In Viktor: A Steampunk Adventure you play a wild boar called Viktor who has just been sacked from his job as street cleaner, and therefore quite understandably decides to go and depose the Emperor of the Austro-Hungarian Empire instead of just looking for another job. In this game all the people are animals, and you meet many famous people along the way – Klimpt, Tesla, Freud, and more. Classical music (with the occasional jazz piece) plays in the background and as you go through the game you collect different records, which you can change at any time. The characters babble incoherently but extremely expressively, which helps give the game an extra level of charm.

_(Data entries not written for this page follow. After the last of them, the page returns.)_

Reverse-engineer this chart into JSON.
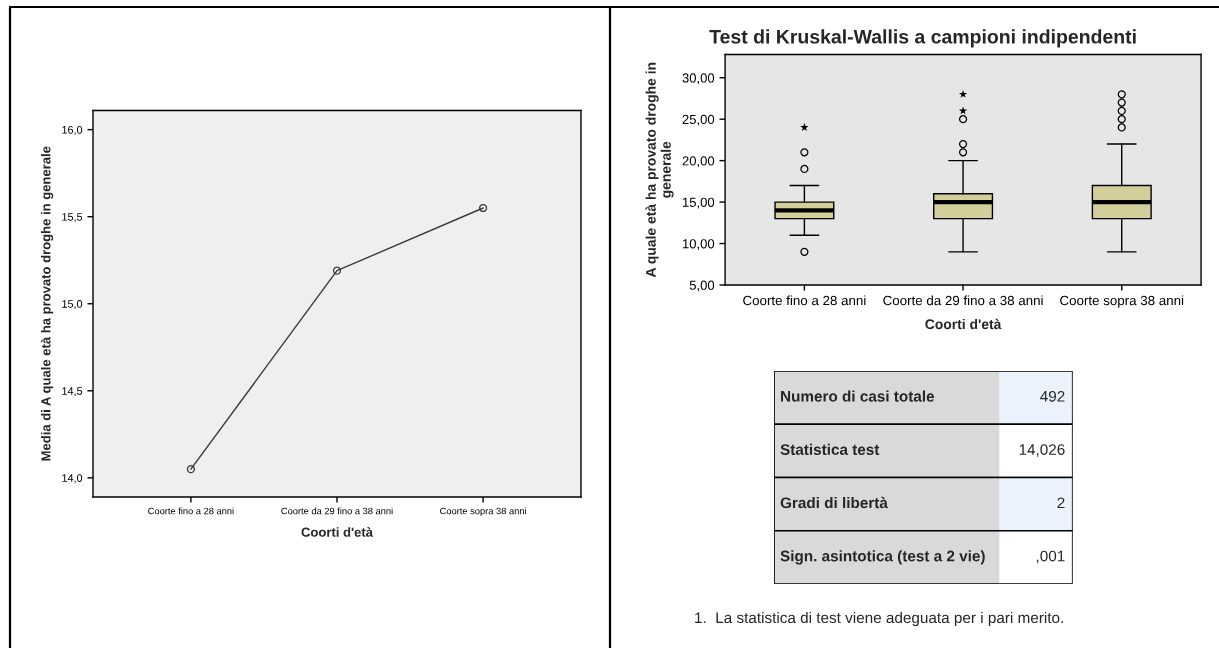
{
  "chart_data": [
    {
      "type": "line",
      "categories": [
        "Coorte fino a 28 anni",
        "Coorte da 29 fino a 38 anni",
        "Coorte sopra 38 anni"
      ],
      "series": [
        {
          "color": "#3a3a3a",
          "values": [
            14.05,
            15.19,
            15.55
          ]
        }
      ],
      "xlabel": "Coorti d'età",
      "ylabel": "Media di A quale età ha provato droghe in generale",
      "ylim": [
        13.89,
        16.11
      ],
      "yticks": [
        {
          "value": 14,
          "label": "14,0"
        },
        {
          "value": 14.5,
          "label": "14,5"
        },
        {
          "value": 15,
          "label": "15,0"
        },
        {
          "value": 15.5,
          "label": "15,5"
        },
        {
          "value": 16,
          "label": "16,0"
        }
      ],
      "marker": "circle",
      "line_style": "solid"
    },
    {
      "type": "box",
      "title": "Test di Kruskal-Wallis a campioni indipendenti",
      "categories": [
        "Coorte fino a 28 anni",
        "Coorte da 29 fino a 38 anni",
        "Coorte sopra 38 anni"
      ],
      "series": [
        {
          "type": "box",
          "color": "#d4cf9a",
          "boxes": [
            {
              "low": 11,
              "q1": 13,
              "median": 14,
              "q3": 15,
              "high": 17,
              "outliers": [
                9,
                19,
                21
              ]
            },
            {
              "low": 9,
              "q1": 13,
              "median": 15,
              "q3": 16,
              "high": 20,
              "outliers": [
                21,
                22,
                25
              ]
            },
            {
              "low": 9,
              "q1": 13,
              "median": 15,
              "q3": 17,
              "high": 22,
              "outliers": [
                24,
                25,
                26,
                27,
                28
              ]
            }
          ]
        },
        {
          "type": "scatter",
          "color": "#000000",
          "marker": "star",
          "x": [
            "Coorte fino a 28 anni",
            "Coorte da 29 fino a 38 anni",
            "Coorte da 29 fino a 38 anni"
          ],
          "values": [
            24,
            26,
            28
          ]
        }
      ],
      "xlabel": "Coorti d'età",
      "ylabel": "A quale età ha provato droghe in\ngenerale",
      "ylim": [
        5,
        32.8
      ],
      "yticks": [
        {
          "value": 5,
          "label": "5,00"
        },
        {
          "value": 10,
          "label": "10,00"
        },
        {
          "value": 15,
          "label": "15,00"
        },
        {
          "value": 20,
          "label": "20,00"
        },
        {
          "value": 25,
          "label": "25,00"
        },
        {
          "value": 30,
          "label": "30,00"
        }
      ]
    },
    {
      "type": "other",
      "categories": [
        "Numero di casi totale",
        "Statistica test",
        "Gradi di libertà",
        "Sign. asintotica (test a 2 vie)"
      ],
      "value_labels": [
        "492",
        "14,026",
        "2",
        ",001"
      ],
      "annotations": [
        "1.  La statistica di test viene adeguata per i pari merito."
      ]
    }
  ]
}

The graphics are a lovely style and you soon get used to looking at all the action taking place within a circle. There are not a huge number of locations in this point and click adventure game, which has a play time of around 3 hours, but most locations are very puzzle-heavy, with a large number of challenges to overcome. The puzzles are many and varied, and include some really good ideas. The game is not very hard although there are a number of puzzles that present a decent challenge, and you can always call your mate Martin for hints, though he seems to be out of his mind most of the time and his hints aren’t always helpful. Early on the the game there is a major puzzle that can be solved 3 different ways, but this is the exception rather than the rule, the game is mostly very linear.
There is a bit of toilet humour in one location particularly and the whole game is very politically incorrect – racial stereotypes abound, in line with Viktor’s personality - but the whole thing is generally presented with a crazy abandon rather than any attempt to shock or appall. If you’re particularly sensitive this may not be the game for you. It’s the craziness that really shines through in this game though, the humour, the willingness to just smash through accepted social norms via a player character who, after all, will randomly go around shouting at and kicking things if you give him half a chance.
Viktor is a raving lunatic, although perhaps so much of a lunatic that he’s come out of the other side into a dangerous kind of pseudo-sanity. He often made me laugh, as did many other things in the game. You get to swap between two characters later in the game, though I felt this was perhaps not utilised quite as much as it could have been.
In short if you want something with a unique style, with puzzles that are genuinely satisfying to solve, and that will likely have you laughing out loud a few times, Viktor: A Steampunk Adventure definitely fits the bill.